Personal information
- Full name: Leonel Juan Daniel Bontempo
- Date of birth: 1 November 1992 (age 32)
- Place of birth: Buenos Aires, Argentina
- Height: 1.72 m (5 ft 7+1⁄2 in)
- Position(s): Left-back

Youth career
- Quilmes

Senior career*
- Years: Team / Apps / (Gls)
- 2013–2016: Quilmes / 55 / (0)
- 2016: Racing Santander / 14 / (0)
- 2018–2020: Barracas Central / 66 / (0)
- 2020–2022: Deportivo Morón / 63 / (1)
- 2023: San Martín de San Juan / 36 / (5)
- 2024: Montevideo Wanderers / 17 / (0)

= Leonel Bontempo =

Argentine footballer (born 1992)

Leonel Juan Daniel Bontempo (born 1 November 1992) is an Argentine footballer who plays as a left-back.

==Club career==
Born in Buenos Aires, Bontempo played youth football for Quilmes. He made his first team – and Primera División – debut on 4 August 2013, starting in a 0–2 away loss against Rosario Central.
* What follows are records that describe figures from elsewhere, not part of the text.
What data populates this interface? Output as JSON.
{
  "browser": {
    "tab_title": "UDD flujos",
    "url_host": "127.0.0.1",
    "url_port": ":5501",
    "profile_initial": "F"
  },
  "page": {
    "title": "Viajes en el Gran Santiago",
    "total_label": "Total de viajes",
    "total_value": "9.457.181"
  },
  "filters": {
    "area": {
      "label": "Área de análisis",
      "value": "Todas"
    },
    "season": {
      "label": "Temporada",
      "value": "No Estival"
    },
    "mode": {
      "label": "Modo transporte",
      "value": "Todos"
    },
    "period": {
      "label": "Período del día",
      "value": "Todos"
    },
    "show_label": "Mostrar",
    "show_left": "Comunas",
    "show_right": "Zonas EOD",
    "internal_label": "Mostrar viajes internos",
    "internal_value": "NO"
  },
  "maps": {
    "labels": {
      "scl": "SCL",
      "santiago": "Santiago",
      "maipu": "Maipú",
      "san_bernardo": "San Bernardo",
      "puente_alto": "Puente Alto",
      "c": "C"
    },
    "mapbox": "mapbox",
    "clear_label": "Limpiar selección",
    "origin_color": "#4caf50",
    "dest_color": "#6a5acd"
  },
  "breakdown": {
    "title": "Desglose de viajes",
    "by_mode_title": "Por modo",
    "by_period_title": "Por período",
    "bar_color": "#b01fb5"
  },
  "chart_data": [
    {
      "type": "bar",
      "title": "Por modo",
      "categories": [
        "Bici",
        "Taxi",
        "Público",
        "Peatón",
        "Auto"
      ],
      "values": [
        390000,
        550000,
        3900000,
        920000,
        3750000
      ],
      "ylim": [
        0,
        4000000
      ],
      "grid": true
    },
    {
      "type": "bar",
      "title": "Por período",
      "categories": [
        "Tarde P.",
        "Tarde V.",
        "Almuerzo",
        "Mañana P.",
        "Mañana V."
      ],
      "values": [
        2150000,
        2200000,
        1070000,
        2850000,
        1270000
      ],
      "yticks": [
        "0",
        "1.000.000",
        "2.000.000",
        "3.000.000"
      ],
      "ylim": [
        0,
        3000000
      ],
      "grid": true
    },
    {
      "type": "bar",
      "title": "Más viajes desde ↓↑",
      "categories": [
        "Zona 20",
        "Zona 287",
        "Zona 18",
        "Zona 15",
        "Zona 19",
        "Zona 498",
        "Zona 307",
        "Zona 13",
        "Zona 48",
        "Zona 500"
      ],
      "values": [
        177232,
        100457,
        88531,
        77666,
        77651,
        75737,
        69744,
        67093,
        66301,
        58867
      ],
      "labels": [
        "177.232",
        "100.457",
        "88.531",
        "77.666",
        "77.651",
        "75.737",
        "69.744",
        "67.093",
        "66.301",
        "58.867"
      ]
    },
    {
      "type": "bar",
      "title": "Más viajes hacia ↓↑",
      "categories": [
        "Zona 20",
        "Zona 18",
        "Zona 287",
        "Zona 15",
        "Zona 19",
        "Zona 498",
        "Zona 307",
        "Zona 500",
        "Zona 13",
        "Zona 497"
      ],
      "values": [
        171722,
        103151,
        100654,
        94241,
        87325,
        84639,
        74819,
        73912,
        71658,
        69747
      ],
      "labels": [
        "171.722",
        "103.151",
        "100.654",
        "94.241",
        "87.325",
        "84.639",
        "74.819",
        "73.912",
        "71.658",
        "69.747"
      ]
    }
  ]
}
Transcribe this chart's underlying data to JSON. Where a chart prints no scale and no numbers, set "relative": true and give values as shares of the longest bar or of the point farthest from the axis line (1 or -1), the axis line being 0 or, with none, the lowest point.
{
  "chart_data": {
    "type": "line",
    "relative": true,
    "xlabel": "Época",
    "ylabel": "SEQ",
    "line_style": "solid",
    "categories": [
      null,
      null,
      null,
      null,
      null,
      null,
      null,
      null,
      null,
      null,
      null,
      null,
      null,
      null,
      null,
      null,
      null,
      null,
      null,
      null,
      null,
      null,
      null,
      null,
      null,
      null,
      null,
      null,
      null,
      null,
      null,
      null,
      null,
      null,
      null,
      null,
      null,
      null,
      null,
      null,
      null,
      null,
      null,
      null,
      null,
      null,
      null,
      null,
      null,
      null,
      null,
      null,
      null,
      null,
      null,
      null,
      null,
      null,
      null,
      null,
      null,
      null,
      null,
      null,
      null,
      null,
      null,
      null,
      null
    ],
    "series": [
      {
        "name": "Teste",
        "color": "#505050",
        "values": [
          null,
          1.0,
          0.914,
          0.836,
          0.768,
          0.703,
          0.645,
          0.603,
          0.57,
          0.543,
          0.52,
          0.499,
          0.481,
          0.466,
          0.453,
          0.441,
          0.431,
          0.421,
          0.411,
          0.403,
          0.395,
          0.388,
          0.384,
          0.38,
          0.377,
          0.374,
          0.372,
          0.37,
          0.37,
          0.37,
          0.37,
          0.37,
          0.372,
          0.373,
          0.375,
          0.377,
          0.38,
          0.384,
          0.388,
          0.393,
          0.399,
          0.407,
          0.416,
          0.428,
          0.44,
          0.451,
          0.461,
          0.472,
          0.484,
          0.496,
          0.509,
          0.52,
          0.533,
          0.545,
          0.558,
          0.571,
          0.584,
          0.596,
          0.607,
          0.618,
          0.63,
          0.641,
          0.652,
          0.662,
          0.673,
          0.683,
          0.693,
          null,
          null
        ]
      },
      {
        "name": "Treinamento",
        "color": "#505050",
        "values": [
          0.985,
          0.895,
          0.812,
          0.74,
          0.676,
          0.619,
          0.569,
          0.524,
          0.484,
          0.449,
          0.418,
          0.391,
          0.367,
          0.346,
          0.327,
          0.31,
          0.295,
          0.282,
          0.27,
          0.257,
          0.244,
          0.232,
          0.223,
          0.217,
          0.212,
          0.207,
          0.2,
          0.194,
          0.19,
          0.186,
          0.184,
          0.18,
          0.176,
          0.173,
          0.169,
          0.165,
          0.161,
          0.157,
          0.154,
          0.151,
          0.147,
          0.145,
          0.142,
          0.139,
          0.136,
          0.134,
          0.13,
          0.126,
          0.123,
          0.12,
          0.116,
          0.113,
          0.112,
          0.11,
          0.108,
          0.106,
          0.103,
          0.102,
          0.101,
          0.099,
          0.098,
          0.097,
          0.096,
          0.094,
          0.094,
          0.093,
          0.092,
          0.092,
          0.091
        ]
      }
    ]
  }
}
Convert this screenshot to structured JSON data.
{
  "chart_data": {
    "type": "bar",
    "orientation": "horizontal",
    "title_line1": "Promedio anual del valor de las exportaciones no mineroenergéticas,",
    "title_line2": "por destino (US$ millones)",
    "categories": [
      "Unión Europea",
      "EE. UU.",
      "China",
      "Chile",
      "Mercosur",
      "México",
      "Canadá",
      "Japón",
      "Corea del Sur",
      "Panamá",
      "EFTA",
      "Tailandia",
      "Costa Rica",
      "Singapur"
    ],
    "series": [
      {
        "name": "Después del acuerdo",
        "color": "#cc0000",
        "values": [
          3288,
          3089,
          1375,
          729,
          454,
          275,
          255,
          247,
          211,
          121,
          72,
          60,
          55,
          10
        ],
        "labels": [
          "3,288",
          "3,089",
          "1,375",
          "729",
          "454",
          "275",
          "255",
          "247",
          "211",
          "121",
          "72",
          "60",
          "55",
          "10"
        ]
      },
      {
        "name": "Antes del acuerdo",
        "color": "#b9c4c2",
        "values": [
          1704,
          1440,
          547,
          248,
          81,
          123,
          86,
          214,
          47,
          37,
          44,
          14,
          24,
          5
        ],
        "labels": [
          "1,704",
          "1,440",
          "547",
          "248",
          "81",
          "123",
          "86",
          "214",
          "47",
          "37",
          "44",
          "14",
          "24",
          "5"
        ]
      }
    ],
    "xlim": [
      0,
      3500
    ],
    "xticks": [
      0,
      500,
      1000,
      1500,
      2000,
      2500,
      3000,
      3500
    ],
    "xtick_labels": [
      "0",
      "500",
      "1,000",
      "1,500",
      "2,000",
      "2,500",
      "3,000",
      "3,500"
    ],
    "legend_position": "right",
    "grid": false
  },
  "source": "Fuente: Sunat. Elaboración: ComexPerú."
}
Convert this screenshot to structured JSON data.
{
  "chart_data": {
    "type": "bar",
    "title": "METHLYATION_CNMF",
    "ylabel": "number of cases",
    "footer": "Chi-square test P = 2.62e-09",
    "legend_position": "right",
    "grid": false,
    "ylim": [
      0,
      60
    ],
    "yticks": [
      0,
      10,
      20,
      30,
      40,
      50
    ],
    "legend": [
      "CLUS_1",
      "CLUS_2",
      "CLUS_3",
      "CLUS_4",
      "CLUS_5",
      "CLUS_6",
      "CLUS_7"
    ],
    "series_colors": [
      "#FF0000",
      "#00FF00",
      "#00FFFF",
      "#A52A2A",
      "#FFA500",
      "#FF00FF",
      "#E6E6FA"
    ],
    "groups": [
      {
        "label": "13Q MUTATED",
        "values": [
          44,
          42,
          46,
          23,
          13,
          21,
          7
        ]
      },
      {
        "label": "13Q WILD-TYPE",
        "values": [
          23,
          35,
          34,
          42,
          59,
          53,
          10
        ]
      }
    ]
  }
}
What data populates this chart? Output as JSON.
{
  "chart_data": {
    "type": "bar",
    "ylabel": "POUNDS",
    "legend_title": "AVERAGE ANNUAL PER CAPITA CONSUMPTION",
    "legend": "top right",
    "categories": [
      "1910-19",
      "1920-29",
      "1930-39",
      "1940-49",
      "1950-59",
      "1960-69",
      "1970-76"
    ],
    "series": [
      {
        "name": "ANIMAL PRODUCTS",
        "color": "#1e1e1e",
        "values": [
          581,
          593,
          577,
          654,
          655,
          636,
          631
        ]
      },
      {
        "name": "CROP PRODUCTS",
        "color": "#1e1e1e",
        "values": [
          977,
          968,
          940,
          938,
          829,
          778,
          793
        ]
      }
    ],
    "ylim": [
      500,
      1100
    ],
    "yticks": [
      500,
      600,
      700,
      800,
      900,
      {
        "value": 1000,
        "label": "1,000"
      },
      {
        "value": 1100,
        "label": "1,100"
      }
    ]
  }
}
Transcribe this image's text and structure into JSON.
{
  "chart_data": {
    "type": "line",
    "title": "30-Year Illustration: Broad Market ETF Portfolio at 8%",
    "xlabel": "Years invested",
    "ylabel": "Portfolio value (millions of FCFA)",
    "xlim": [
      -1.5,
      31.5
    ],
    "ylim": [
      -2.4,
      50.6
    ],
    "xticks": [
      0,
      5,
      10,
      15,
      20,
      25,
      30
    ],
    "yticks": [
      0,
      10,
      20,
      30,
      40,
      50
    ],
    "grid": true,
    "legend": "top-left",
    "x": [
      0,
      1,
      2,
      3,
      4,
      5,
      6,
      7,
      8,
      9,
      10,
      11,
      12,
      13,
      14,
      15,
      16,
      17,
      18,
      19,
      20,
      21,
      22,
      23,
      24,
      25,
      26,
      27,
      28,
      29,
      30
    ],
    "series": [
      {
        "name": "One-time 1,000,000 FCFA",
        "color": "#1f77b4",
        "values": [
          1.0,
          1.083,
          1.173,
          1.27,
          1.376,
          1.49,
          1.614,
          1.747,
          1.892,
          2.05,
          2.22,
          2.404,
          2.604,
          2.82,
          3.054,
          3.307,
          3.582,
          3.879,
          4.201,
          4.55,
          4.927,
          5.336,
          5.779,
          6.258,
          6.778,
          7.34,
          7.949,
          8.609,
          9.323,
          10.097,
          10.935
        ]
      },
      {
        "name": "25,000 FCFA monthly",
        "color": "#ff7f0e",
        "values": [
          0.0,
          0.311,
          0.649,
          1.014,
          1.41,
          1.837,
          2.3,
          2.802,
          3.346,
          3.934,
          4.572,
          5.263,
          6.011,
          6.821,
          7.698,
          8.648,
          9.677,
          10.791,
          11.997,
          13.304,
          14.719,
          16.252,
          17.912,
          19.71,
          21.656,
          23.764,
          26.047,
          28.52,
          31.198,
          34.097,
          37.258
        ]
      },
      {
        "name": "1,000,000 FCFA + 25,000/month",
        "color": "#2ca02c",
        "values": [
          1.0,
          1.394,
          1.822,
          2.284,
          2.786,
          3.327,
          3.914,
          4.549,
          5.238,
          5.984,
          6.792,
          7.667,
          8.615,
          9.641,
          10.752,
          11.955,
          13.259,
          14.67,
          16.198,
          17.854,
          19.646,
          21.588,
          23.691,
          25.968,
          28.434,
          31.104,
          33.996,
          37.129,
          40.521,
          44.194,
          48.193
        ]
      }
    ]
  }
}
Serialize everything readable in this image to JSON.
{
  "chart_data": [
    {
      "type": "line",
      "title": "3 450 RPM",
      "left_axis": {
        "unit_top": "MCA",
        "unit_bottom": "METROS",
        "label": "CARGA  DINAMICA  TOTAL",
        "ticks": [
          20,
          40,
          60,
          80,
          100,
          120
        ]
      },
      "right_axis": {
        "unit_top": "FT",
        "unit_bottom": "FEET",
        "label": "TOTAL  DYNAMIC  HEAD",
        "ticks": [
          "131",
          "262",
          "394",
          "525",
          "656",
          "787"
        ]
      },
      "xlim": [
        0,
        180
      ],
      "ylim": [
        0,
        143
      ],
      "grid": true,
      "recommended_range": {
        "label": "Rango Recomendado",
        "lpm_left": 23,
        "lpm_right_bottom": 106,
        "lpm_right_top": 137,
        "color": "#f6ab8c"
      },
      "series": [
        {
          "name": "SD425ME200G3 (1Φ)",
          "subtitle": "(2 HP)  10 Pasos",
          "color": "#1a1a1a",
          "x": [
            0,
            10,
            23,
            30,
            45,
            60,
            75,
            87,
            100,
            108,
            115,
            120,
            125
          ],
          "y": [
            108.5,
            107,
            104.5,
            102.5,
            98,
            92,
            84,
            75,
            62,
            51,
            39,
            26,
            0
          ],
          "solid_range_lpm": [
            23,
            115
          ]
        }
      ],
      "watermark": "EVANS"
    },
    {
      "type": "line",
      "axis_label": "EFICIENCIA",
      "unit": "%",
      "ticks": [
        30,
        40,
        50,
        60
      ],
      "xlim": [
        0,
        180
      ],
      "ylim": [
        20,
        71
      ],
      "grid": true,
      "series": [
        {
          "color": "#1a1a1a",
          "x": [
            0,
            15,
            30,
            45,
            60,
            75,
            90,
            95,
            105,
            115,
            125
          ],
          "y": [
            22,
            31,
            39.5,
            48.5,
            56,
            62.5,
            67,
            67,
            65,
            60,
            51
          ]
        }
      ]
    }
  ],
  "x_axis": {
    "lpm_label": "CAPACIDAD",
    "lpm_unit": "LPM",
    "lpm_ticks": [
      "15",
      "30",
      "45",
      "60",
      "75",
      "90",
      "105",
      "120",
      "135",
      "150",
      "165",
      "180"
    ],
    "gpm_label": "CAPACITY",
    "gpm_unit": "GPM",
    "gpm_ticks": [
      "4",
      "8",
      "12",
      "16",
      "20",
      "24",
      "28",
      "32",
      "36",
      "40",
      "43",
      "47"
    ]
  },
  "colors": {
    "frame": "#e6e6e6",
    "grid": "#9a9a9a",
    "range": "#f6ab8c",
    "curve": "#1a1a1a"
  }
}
Bontempo already became a regular starter for the club during his first professional campaign, contributing with 18 matches. He remained undisputed in the following three seasons, being released in July 2016 after his contract expired.

In August 2016, Bontempo was linked to a move to Championship club Sheffield Wednesday. However, nothing came of it and he signed for Spanish Segunda División B club Racing de Santander on 20 September.